Lightning Health’s recently published research in ATMPs further explores the key themes discussed at the virtual ISPOR Europe 2020

Eleanor Butler, Consultant at Lightning Health attended the virtual ISPOR Europe 2020 and has provided a round up on the meeting.

Financial sustainability and risk sharing

Innovation is progressing faster than health technology assessment (HTA) processes and we are seeing a greater number of ”one-time” therapies with a big impact on public health spending (ATMPs) in addition to more combination therapies. These therapeutic paradigms result in more financial and clinical uncertainty and adaptive reimbursement models with alternative funding/access solutions with real world protocols are required.

Solutions to key (common) issues should be discussed globally in a common space and assume a whole eco-system perspective. Countries should share best practices and learn from each other. Collaboration requires initiative and leadership and should be supported by HTA agencies.
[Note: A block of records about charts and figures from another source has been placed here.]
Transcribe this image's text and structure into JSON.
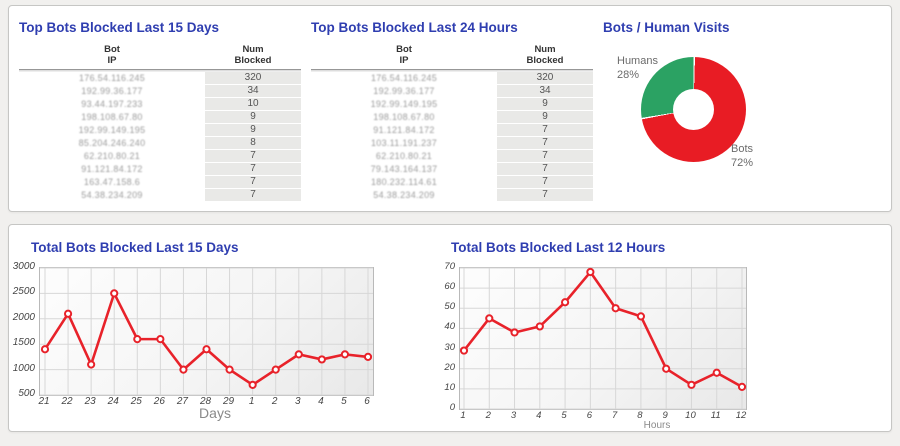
{
  "colors": {
    "title_blue": "#2f3eb0",
    "line_red": "#e8222a",
    "pie_red": "#e81c24",
    "pie_green": "#2ba263",
    "cell_gray": "#e9e9e7",
    "page_bg": "#f1f0ee"
  },
  "tables": [
    {
      "title": "Top Bots Blocked Last 15 Days",
      "columns": [
        {
          "line1": "Bot",
          "line2": "IP"
        },
        {
          "line1": "Num",
          "line2": "Blocked"
        }
      ],
      "rows": [
        {
          "ip": "176.54.116.245",
          "num": "320"
        },
        {
          "ip": "192.99.36.177",
          "num": "34"
        },
        {
          "ip": "93.44.197.233",
          "num": "10"
        },
        {
          "ip": "198.108.67.80",
          "num": "9"
        },
        {
          "ip": "192.99.149.195",
          "num": "9"
        },
        {
          "ip": "85.204.246.240",
          "num": "8"
        },
        {
          "ip": "62.210.80.21",
          "num": "7"
        },
        {
          "ip": "91.121.84.172",
          "num": "7"
        },
        {
          "ip": "163.47.158.6",
          "num": "7"
        },
        {
          "ip": "54.38.234.209",
          "num": "7"
        }
      ]
    },
    {
      "title": "Top Bots Blocked Last 24 Hours",
      "columns": [
        {
          "line1": "Bot",
          "line2": "IP"
        },
        {
          "line1": "Num",
          "line2": "Blocked"
        }
      ],
      "rows": [
        {
          "ip": "176.54.116.245",
          "num": "320"
        },
        {
          "ip": "192.99.36.177",
          "num": "34"
        },
        {
          "ip": "192.99.149.195",
          "num": "9"
        },
        {
          "ip": "198.108.67.80",
          "num": "9"
        },
        {
          "ip": "91.121.84.172",
          "num": "7"
        },
        {
          "ip": "103.11.191.237",
          "num": "7"
        },
        {
          "ip": "62.210.80.21",
          "num": "7"
        },
        {
          "ip": "79.143.164.137",
          "num": "7"
        },
        {
          "ip": "180.232.114.61",
          "num": "7"
        },
        {
          "ip": "54.38.234.209",
          "num": "7"
        }
      ]
    }
  ],
  "chart_data": [
    {
      "type": "pie",
      "title": "Bots / Human Visits",
      "donut": true,
      "start_angle_deg": 0,
      "direction": "clockwise",
      "slices": [
        {
          "label": "Bots",
          "value": 72,
          "color": "#e81c24",
          "label_position": "bottom-right"
        },
        {
          "label": "Humans",
          "value": 28,
          "color": "#2ba263",
          "label_position": "top-left"
        }
      ]
    },
    {
      "type": "line",
      "title": "Total Bots Blocked Last 15 Days",
      "xlabel": "Days",
      "categories": [
        "21",
        "22",
        "23",
        "24",
        "25",
        "26",
        "27",
        "28",
        "29",
        "1",
        "2",
        "3",
        "4",
        "5",
        "6"
      ],
      "values": [
        1400,
        2100,
        1100,
        2500,
        1600,
        1600,
        1000,
        1400,
        1000,
        700,
        1000,
        1300,
        1200,
        1300,
        1250
      ],
      "ylim": [
        500,
        3000
      ],
      "yticks": [
        500,
        1000,
        1500,
        2000,
        2500,
        3000
      ],
      "grid": true,
      "line_color": "#e8222a",
      "marker": "open-circle"
    },
    {
      "type": "line",
      "title": "Total Bots Blocked Last 12 Hours",
      "xlabel": "Hours",
      "categories": [
        "1",
        "2",
        "3",
        "4",
        "5",
        "6",
        "7",
        "8",
        "9",
        "10",
        "11",
        "12"
      ],
      "values": [
        29,
        45,
        38,
        41,
        53,
        68,
        50,
        46,
        20,
        12,
        18,
        11
      ],
      "ylim": [
        0,
        70
      ],
      "yticks": [
        0,
        10,
        20,
        30,
        40,
        50,
        60,
        70
      ],
      "grid": true,
      "line_color": "#e8222a",
      "marker": "open-circle"
    }
  ]
}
Need to incentivise products that provide the greatest offsets on cost to society

Patient and public involvement and readiness for advanced therapies

Patient and public involvement in healthcare is an increasingly important component of the healthcare system. “Patients” (patients, experts and advocates) participate in advice procedures across the medicine’s lifecycle in all disease areas and adequate training to provide them with leadership and communication capacity to foster a transparent, positive decision-making framework is required. Patients have access to unique data that is valuable to industry (a greater proportion of the budget should be spent on patient preference data) and a global standard for generation and use of this patient experience data should be developed collaboratively. Funding of patient advocacy groups (PAG) can be subject to conflict of interest and in order to avoid this, multiple manufacturers/stakeholders should be approached to collaboratively fund the organisations.

Is Europe ready for the next medical frontier?

Novel advanced therapies present unique challenges to healthcare systems globally including high upfront costs and unclear long-term effects. We must find a mechanism to adequately and fairly evaluate these innovative therapies. Many stakeholders believe a new framework may not be required, instead an adaptation of existing frameworks such as the Quality Adjusted Life Year (QALY) with adjusted cost-effectiveness thresholds may be a starting point (advanced therapies have already demonstrated generation of a high number of QALYs).

Despite the high upfront expenditure, the average cost of a gene therapy is less than that of a chronic therapy over a 10-year period. In order to support this transition from a chronic to one-off treatment paradigm, we need novel reimbursement strategies to share risk and mitigate the initial payer uncertainty; conditional reimbursement and annuity payments are the most likely candidates for quick adoption. Other innovative access mechanisms were also discussed such as dedicated funds for ATMPs to allow health systems to invest in advanced therapies and pan-European initiatives to ensure timely and effective access to cross-border healthcare for patients.

Current HTA assessments of advanced therapies commonly criticise the short-term study designs (72% of reviews) and indirect or historical comparisons (49%). To improve market access of advanced therapies, closer cooperation between payers, healthcare providers, industry and policy makers is crucial to enable wider application of innovative payment/financial models (expansion of opportunities for collaboration and early dialogue could be supported by increased European funding). Furthermore, HTA methods need to incorporate more RWE and improved infrastructure to collect and use high-quality RWD is required. Post-launch studies to support innovative funding models are essential for approved advanced therapies and currently Strimvelis, Kymriah, Luxturna, Zynteglo and Zolgensma have registered studies with follow up durations of 15 years.